En cas d’obstruction tubaire bilatérale, la situation est encore plus simple : il est nécessaire d’avoir recours à la fécondation in vitro (FIV) : elle organise au laboratoire entre l’ovocyte et les spermatozoïdes la rencontre qui ne peut plus avoir lieu dans les trompes. L’essor de la FIV a en effet pratiquement fait disparaître la chirurgie réparatrice des trompes : auparavant, et dans des mains expertes, la réparation de la trompe proximale permettait quand même 50 à 70 % de grossesses au bout de 2 ans de suivi, et ce sans traitement supplémentaire.
Diagnostic d’obstruction des trompes
Il s’ensuit que le diagnostic d’obstruction tubaire proximale doit être posé avec toute la certitude nécessaire : elle oriente en effet vers des procédures relativement lourdes et invasives, caelioscope ou FIV. Or il se trouve que l’hystérographie peut être prise en défaut, et donner de faux négatifs : le liquide de contraste ne passe pas dans la trompe, mais celle-ci n’est pas réellement bouchée. Un spasme de la trompe peut se produire en cours d’examen ; ou la trompe est simplement encombrée de sécrétions gênant le passage du liquide; ou encore la pression du liquide est insuffisante du fait de problèmes d’étanchéité. C’est pourquoi il est nécessaire avant d’envisager des explorations plus lourdes de pratiquer un examen supplémentaire : une salpingographie sélective suivie ou non de cathétérisme tubaire.
Salpingographie sélective
Cet examen consiste à introduire par le col utérin un cathéter très fin et de le placer au niveau de l’orifice de la trompe ; on injecte ainsi le liquide de contraste directement dans la trompe ; si l’obstacle se confirme, il est possible de tenter une désobstruction en poussant doucement le cathéter dans la trompe (Figure 1). Cette manœuvre est indolore, et cet examen est paradoxalement moins désagréable que l’hystérosalpingographie classique.

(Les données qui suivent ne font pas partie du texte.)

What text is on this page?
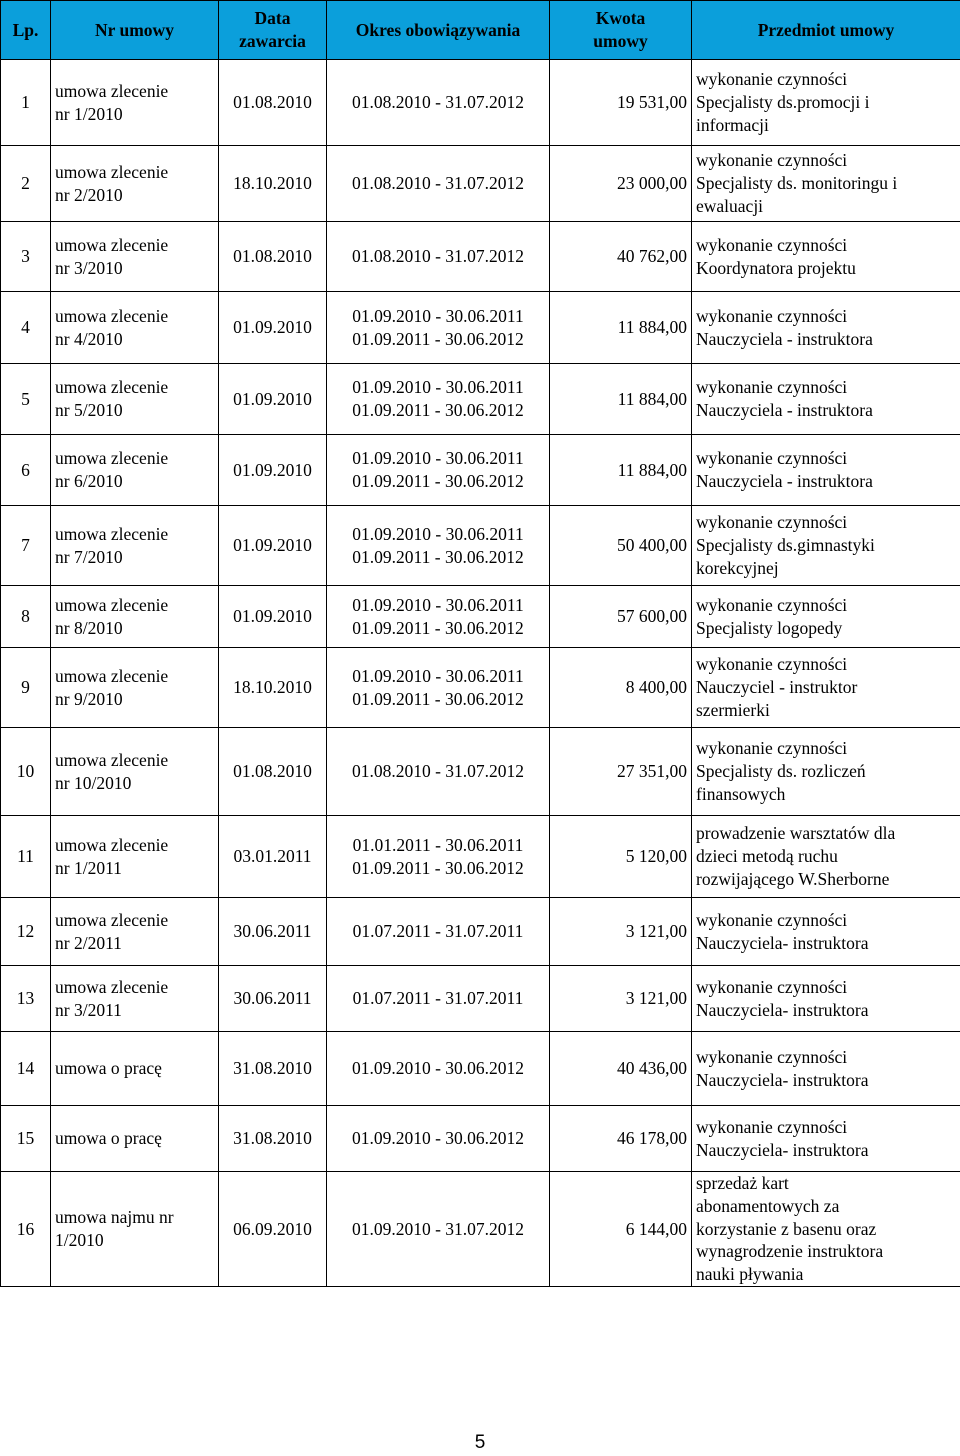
Lp.	Nr umowy	Data
zawarcia	Okres obowiązywania	Kwota
umowy	Przedmiot umowy
1	umowa zlecenie
nr 1/2010	01.08.2010	01.08.2010 - 31.07.2012	19 531,00	wykonanie czynności
Specjalisty ds.promocji i
informacji

2	umowa zlecenie
nr 2/2010	18.10.2010	01.08.2010 - 31.07.2012	23 000,00	wykonanie czynności
Specjalisty ds. monitoringu i
ewaluacji

3	umowa zlecenie
nr 3/2010	01.08.2010	01.08.2010 - 31.07.2012	40 762,00	wykonanie czynności
Koordynatora projektu

4	umowa zlecenie
nr 4/2010	01.09.2010	01.09.2010 - 30.06.2011
01.09.2011 - 30.06.2012	11 884,00	wykonanie czynności
Nauczyciela - instruktora

5	umowa zlecenie
nr 5/2010	01.09.2010	01.09.2010 - 30.06.2011
01.09.2011 - 30.06.2012	11 884,00	wykonanie czynności
Nauczyciela - instruktora

6	umowa zlecenie
nr 6/2010	01.09.2010	01.09.2010 - 30.06.2011
01.09.2011 - 30.06.2012	11 884,00	wykonanie czynności
Nauczyciela - instruktora

7	umowa zlecenie
nr 7/2010	01.09.2010	01.09.2010 - 30.06.2011
01.09.2011 - 30.06.2012	50 400,00	wykonanie czynności
Specjalisty ds.gimnastyki
korekcyjnej

8	umowa zlecenie
nr 8/2010	01.09.2010	01.09.2010 - 30.06.2011
01.09.2011 - 30.06.2012	57 600,00	wykonanie czynności
Specjalisty logopedy

9	umowa zlecenie
nr 9/2010	18.10.2010	01.09.2010 - 30.06.2011
01.09.2011 - 30.06.2012	8 400,00	wykonanie czynności
Nauczyciel - instruktor
szermierki

10	umowa zlecenie
nr 10/2010	01.08.2010	01.08.2010 - 31.07.2012	27 351,00	wykonanie czynności
Specjalisty ds. rozliczeń
finansowych

11	umowa zlecenie
nr 1/2011	03.01.2011	01.01.2011 - 30.06.2011
01.09.2011 - 30.06.2012	5 120,00	prowadzenie warsztatów dla
dzieci metodą ruchu
rozwijającego W.Sherborne

12	umowa zlecenie
nr 2/2011	30.06.2011	01.07.2011 - 31.07.2011	3 121,00	wykonanie czynności
Nauczyciela- instruktora

13	umowa zlecenie
nr 3/2011	30.06.2011	01.07.2011 - 31.07.2011	3 121,00	wykonanie czynności
Nauczyciela- instruktora

14	umowa o pracę	31.08.2010	01.09.2010 - 30.06.2012	40 436,00	wykonanie czynności
Nauczyciela- instruktora

15	umowa o pracę	31.08.2010	01.09.2010 - 30.06.2012	46 178,00	wykonanie czynności
Nauczyciela- instruktora

16	umowa najmu nr
1/2010	06.09.2010	01.09.2010 - 31.07.2012	6 144,00	sprzedaż kart
abonamentowych za
korzystanie z basenu oraz
wynagrodzenie instruktora
nauki pływania
5
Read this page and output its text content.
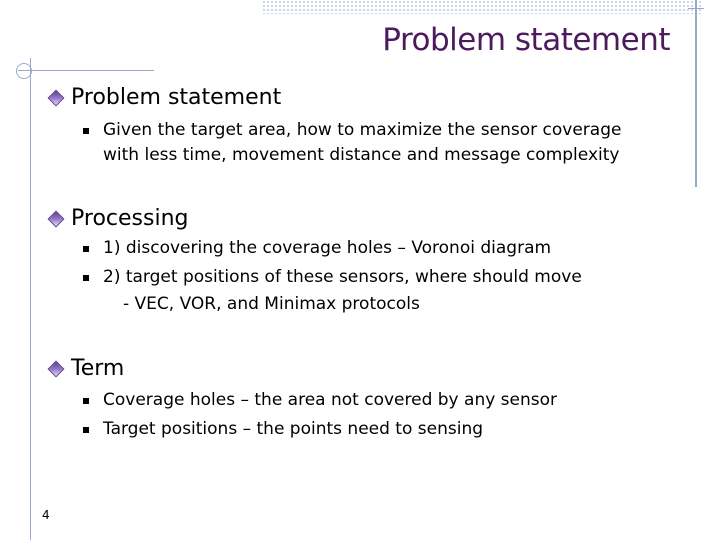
Problem statement
Problem statement
Given the target area, how to maximize the sensor coverage
with less time, movement distance and message complexity
Processing
1) discovering the coverage holes – Voronoi diagram
2) target positions of these sensors, where should move
- VEC, VOR, and Minimax protocols
Term
Coverage holes – the area not covered by any sensor
Target positions – the points need to sensing
4
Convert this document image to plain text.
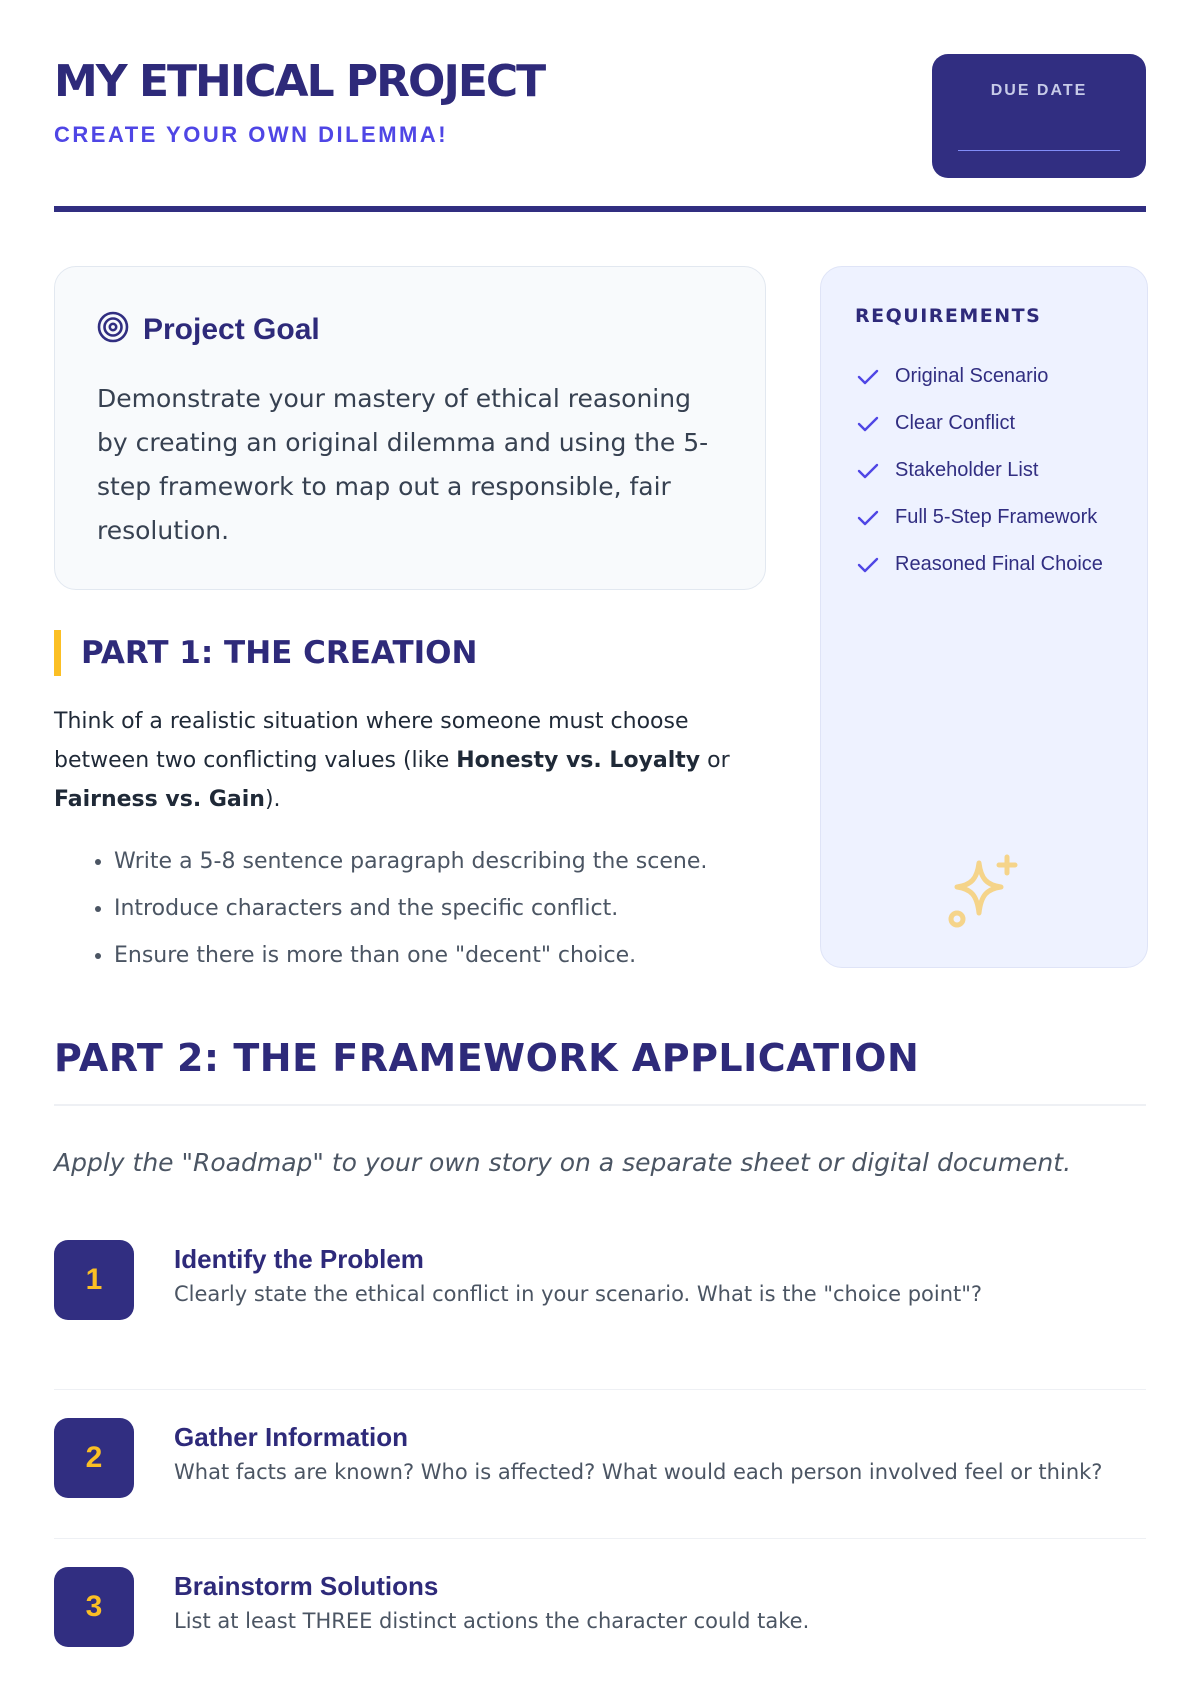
MY ETHICAL PROJECT
CREATE YOUR OWN DILEMMA!
DUE DATE
Project Goal

Demonstrate your mastery of ethical reasoning by creating an original dilemma and using the 5-step framework to map out a responsible, fair resolution.

REQUIREMENTS
Original Scenario
Clear Conflict
Stakeholder List
Full 5-Step Framework
Reasoned Final Choice
PART 1: THE CREATION

Think of a realistic situation where someone must choose between two conflicting values (like Honesty vs. Loyalty or Fairness vs. Gain).

• Write a 5-8 sentence paragraph describing the scene.
• Introduce characters and the specific conflict.
• Ensure there is more than one "decent" choice.
PART 2: THE FRAMEWORK APPLICATION

Apply the "Roadmap" to your own story on a separate sheet or digital document.

1
Identify the Problem
Clearly state the ethical conflict in your scenario. What is the "choice point"?
2
Gather Information
What facts are known? Who is affected? What would each person involved feel or think?
3
Brainstorm Solutions
List at least THREE distinct actions the character could take.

L’expérience montre que la ou les trompes apparemment bouchées ne le sont pas dans la majorité des cas. Nos résultats, qui constituent la plus grande série publiée à ce jour, confirment ceux d’autres études : en des mains expertes, la salpingographie sélective rétablit une perméabilité tubaire bilatérale chez 75% et unilatérale chez 87,5% des femmes ayant les deux trompes bouchées ; et une perméabilité bilatérale chez 88% de celles qui montraient une obstruction unilatérale (1). Cette procédure est également thérapeutique : une méta-analyse récente a établi qu’une grossesse s’installe spontanément chez 22,3% des femmes dans les 6 mois et 26,4% dans l’année qui suit l’examen.
Ces résultats confirment qu’une femme ne devrait jamais être orientée vers une caelioscopie ou une FIV pour obstruction tubaire sans avoir pris la précaution de réaliser une salpingographie sélective. Seul inconvénient de la procédure : le nombre de radiologues en ayant l’expérience est encore relativement restreint.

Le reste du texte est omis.